Quinta feira, 8-8-2013

Tributação das operações interestaduais que destinem materiais de construção para empresas de construção civil.
          Velocino Pacheco Filho

As empresas de construção civil são tributadas apenas pelo ISS, de competência dos Municípios. A atividade está prevista no item 7.02 da Lista de Serviços anexa à Lei Complementar 116/2003. Ressalva-se apenas o fornecimento de mercadorias produzidas pelo prestador de serviços, fora do local da prestação dos serviços, que fica sujeito ao ICMS, conforme consta da própria Lista de Serviços.

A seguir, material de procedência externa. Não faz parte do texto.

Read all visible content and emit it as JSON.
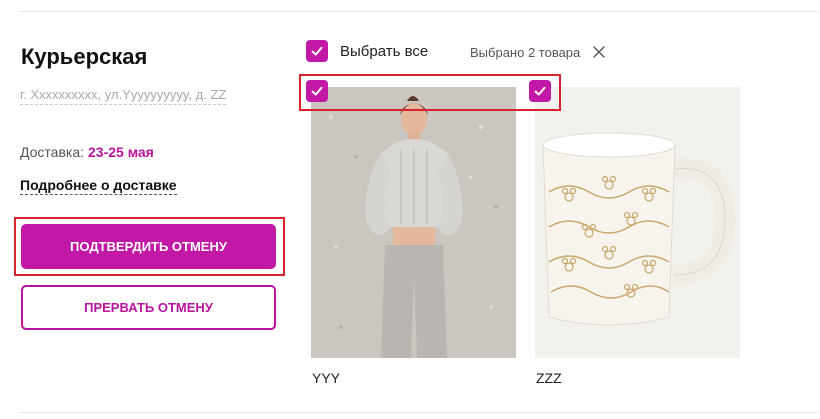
{
  "delivery_block": {
    "title": "Курьерская",
    "address": "г. Xxxxxxxxxx, ул.Yyyyyyyyyy, д. ZZ",
    "delivery_label": "Доставка:",
    "delivery_dates": "23-25 мая",
    "more_link": "Подробнее о доставке"
  },
  "actions": {
    "confirm_label": "ПОДТВЕРДИТЬ ОТМЕНУ",
    "abort_label": "ПРЕРВАТЬ ОТМЕНУ"
  },
  "selection": {
    "select_all_label": "Выбрать все",
    "select_all_checked": true,
    "selected_count": "Выбрано 2 товара"
  },
  "products": [
    {
      "name": "YYY",
      "checked": true,
      "image": "woman-in-grey-knit-set"
    },
    {
      "name": "ZZZ",
      "checked": true,
      "image": "white-mug-with-mouse-pattern"
    }
  ],
  "colors": {
    "accent": "#c218a6",
    "highlight_border": "#d6232b"
  }
}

O item 7.02 é amplo, abrangendo a execução, por administração, empreitada ou subempreitada, de obras de construção civil, hidráulica ou elétrica e de outras obras semelhantes, inclusive a sondagem, perfuração de poços, escavação, drenagem e irrigação, terraplanagem, pavimentação, concretagem e a instalação e montagem de produtos, peças e equipamentos.

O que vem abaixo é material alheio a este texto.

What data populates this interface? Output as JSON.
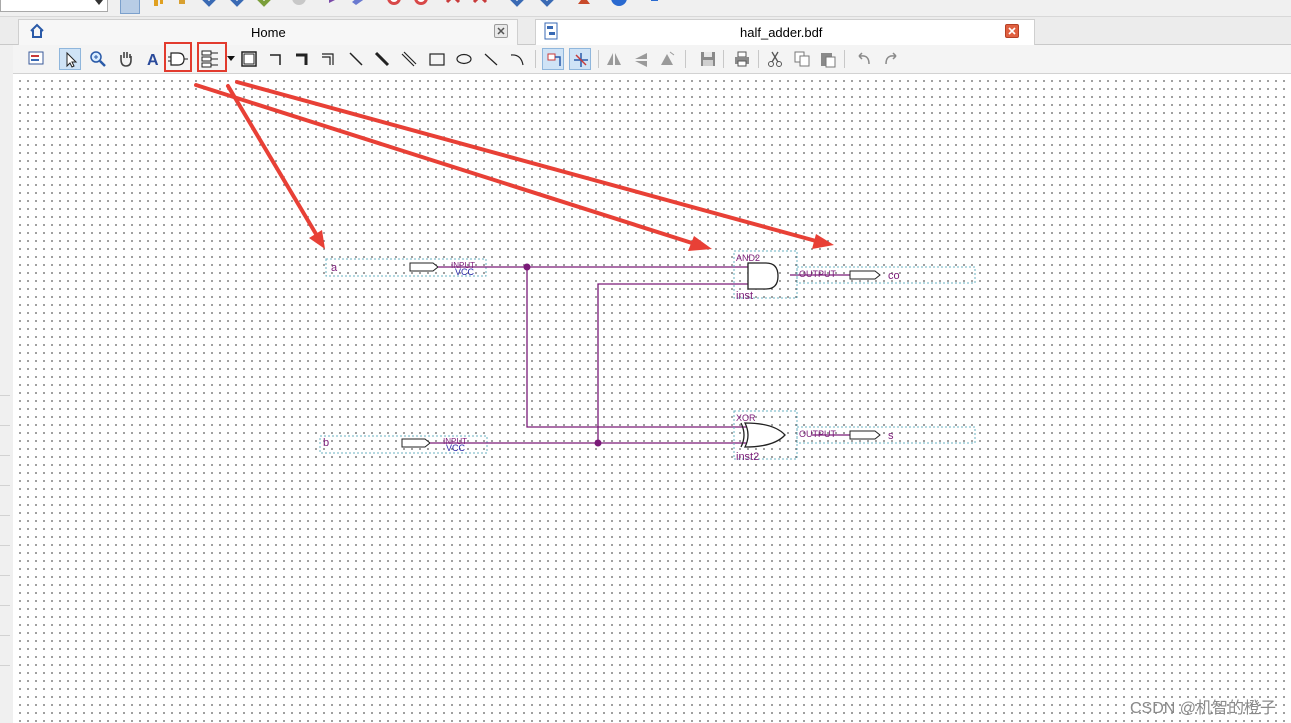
{
  "tabs": {
    "home_label": "Home",
    "doc_label": "half_adder.bdf"
  },
  "schematic": {
    "inputs": [
      {
        "pin_name": "a",
        "pin_type": "INPUT",
        "pin_default": "VCC"
      },
      {
        "pin_name": "b",
        "pin_type": "INPUT",
        "pin_default": "VCC"
      }
    ],
    "outputs": [
      {
        "pin_name": "co",
        "pin_type": "OUTPUT"
      },
      {
        "pin_name": "s",
        "pin_type": "OUTPUT"
      }
    ],
    "gates": [
      {
        "gate_type": "AND2",
        "instance": "inst"
      },
      {
        "gate_type": "XOR",
        "instance": "inst2"
      }
    ]
  },
  "toolbar": {
    "buttons": [
      "compile-project-icon",
      "selection-tool-icon",
      "zoom-tool-icon",
      "hand-tool-icon",
      "text-tool-icon",
      "symbol-tool-icon",
      "pin-tool-icon",
      "rectangle-tool-icon",
      "orthogonal-node-tool-icon",
      "orthogonal-bus-tool-icon",
      "orthogonal-conduit-tool-icon",
      "diagonal-node-tool-icon",
      "diagonal-bus-tool-icon",
      "diagonal-conduit-tool-icon",
      "rectangle-shape-icon",
      "oval-shape-icon",
      "line-shape-icon",
      "arc-shape-icon",
      "rubberbanding-icon",
      "partial-line-selection-icon",
      "flip-horizontal-icon",
      "flip-vertical-icon",
      "rotate-icon",
      "save-icon",
      "print-icon",
      "cut-icon",
      "copy-icon",
      "paste-icon",
      "undo-icon",
      "redo-icon"
    ]
  },
  "colors": {
    "wire": "#7a1a78",
    "annotation": "#e84036",
    "grid_dot": "#4a4a4a",
    "highlight": "#e23b2e"
  },
  "watermark": "CSDN @机智的橙子"
}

Antes que alguém pergunte, as empresas que desempenhem ambas as atividades – construção civil e comércio de materiais de construção – devem recolher os dois impostos. Mas nos interessa, no momento, apenas a atividade de construção civil.

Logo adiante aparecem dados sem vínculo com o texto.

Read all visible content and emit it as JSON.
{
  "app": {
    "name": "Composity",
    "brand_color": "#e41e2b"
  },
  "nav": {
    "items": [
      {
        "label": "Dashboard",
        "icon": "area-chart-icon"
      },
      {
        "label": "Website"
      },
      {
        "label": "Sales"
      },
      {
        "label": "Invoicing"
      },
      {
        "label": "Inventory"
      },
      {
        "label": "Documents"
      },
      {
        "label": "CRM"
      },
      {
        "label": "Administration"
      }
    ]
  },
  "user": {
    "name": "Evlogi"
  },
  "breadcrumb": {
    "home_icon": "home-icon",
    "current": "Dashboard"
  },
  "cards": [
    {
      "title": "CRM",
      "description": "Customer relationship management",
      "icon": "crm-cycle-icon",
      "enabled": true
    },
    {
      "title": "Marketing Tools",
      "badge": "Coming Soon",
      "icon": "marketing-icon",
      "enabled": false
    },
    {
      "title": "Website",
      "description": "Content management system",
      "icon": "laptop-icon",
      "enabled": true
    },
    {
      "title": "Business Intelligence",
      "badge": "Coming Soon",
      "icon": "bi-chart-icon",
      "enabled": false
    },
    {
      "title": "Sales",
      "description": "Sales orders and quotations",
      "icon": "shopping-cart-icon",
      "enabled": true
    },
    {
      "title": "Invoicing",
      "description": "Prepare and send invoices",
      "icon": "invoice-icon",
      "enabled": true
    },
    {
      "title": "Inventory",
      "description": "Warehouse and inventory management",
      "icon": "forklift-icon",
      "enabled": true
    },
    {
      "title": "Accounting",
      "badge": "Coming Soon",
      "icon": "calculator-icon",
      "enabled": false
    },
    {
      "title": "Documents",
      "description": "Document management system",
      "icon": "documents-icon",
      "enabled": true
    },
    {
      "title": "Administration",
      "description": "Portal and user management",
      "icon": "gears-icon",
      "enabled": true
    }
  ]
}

Qual o tratamento tributário das saídas de materiais de construção, com destino a empresa de construção civil estabelecida em outro Estado? Conforme art. 155, § 2º, VII, “b”, devem ser tributados pelo ICMS, aplicando-se a alíquota interna, já que, em relação ao ICMS, as empresas de construção civil são consumidoras finais. A alíquota interestadual somente é utilizada quando o destinatário for contribuinte do mesmo imposto.
Por conseguinte, não cabe a cobrança, pelo Estado de destino, do imposto correspondente à diferença entre a alíquota interna e a interestadual, conforme inciso VIII do parágrafo acima citado.
Esse foi o entendimento da Primeira Turma do Supremo Tribunal Federal, no julgamento do AgRG no AgIns 557.280-5 (RDDT 170: 220, 2009):
“I – As empresas de construção civil ao adquirir, em outros Estados, materiais para empregar em suas obras, não estão compelidas a satisfazer a diferença em virtude de alíquota maior do Estado destinatário. Precedentes”.
Não foi diferente o entendimento da Segunda Turma, no julgamento do AgRg no RE 598.075-8 (RDDT 167: 230, 2009):
“As construtoras que adquirem material em Estado-membro instituidor de alíquota de ICMS mais favorável não estão compelidas, ao utilizarem essas mercadorias como insumos em suas obras, à satisfação do diferencial de alíquota de ICMS do Estado destinatário, uma vez que são, de regra, contribuintes do Imposto sobre Serviços de Qualquer Natureza, de competência dos Municípios”.
Ora, o art. 39 da Lei catarinense 10.789, de 3 de julho de 1998, “equiparou” as saídas interestaduais destinadas a empresas de construção civil a saídas a contribuintes do ICMS. Com isso, os materiais de construção produzidos em Santa Catarina passaram a ser vendidos para os outros Estados, tributados com alíquotas de 12% ou 7%, conforme o caso, e não pela alíquota interna de 17%. Essa diferença, conforme jurisprudência pacífica do Supremo Federal, não pode ser cobrada pelo Estado de destino. Essa situação representa enorme vantagem competitiva às empresas catarinenses de materiais de construção.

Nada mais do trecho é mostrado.